TriviaMaker has been having a sale that will run through summer 2021. The cost is $6.99 a month, or $19 annually.
For a fee, get a prime time production
Those who want to go all out, can hire a professional game show hosting company that comes with a real host. Yes, you get your own Gene Rayburn, who hosted the Match Game for decades.
Marc Weinstock runs the South Florida-based Game Shows Alive. Before the pandemic, Weinstock catered to corporate clients and put on in-person games shows. He reinvented himself during the COVID-19 crisis and went virtual.
A former disc jokey and professional entertainer, Weinstock provides the interface and high-quality sound. He uses a green screen to project a made-for TV atmosphere. “We put on as close to a TV studio experience as you'll get,” says Weinstock.

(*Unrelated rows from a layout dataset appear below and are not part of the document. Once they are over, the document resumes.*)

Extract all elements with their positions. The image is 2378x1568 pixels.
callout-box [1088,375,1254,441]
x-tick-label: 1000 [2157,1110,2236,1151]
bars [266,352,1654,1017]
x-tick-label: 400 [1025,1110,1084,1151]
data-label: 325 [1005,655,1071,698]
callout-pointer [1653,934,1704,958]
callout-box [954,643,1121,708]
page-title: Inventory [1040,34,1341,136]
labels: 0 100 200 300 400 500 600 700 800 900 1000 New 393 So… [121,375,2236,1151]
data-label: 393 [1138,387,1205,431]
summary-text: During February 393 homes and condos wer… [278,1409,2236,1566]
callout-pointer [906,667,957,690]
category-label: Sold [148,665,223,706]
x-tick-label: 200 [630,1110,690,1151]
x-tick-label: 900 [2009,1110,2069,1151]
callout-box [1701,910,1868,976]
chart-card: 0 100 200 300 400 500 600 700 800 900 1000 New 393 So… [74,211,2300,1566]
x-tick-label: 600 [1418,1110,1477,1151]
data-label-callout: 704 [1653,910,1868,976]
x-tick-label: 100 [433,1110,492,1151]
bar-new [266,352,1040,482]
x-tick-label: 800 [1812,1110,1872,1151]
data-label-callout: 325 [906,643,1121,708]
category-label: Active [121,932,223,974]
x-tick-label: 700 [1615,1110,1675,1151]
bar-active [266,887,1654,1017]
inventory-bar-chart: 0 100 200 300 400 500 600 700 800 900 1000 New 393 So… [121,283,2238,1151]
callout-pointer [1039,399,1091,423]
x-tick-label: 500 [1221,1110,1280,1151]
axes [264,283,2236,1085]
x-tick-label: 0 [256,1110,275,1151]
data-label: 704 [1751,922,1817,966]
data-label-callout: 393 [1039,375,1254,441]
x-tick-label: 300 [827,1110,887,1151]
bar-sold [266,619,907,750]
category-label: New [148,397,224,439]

Unlike with trivia apps, with a game show company participants leave everything to the host. Game Shows Alive charges $20 per person or a $300 flat fee for groups as large as 60.
JukeBox Bingo, a Name-That-Tune-meets-bingo kind of show, is one of the most popular games Weinstock hosts. Contestants get 45 seconds of a song. They try to name the tune and find it on their bingo cards.
Weinstock has song categories that range from the ‘50s and ‘60s to sing-a-longs, where everyone knows the words.
Meanwhile, the game show host (in this case Weinstock) throws in trivia, jokes and ad-libs. “I get people involved because I say, ‘As soon as you recognize this song, wave your hand to the camera,'” says Weinstock. “I like to see people bopping to the song."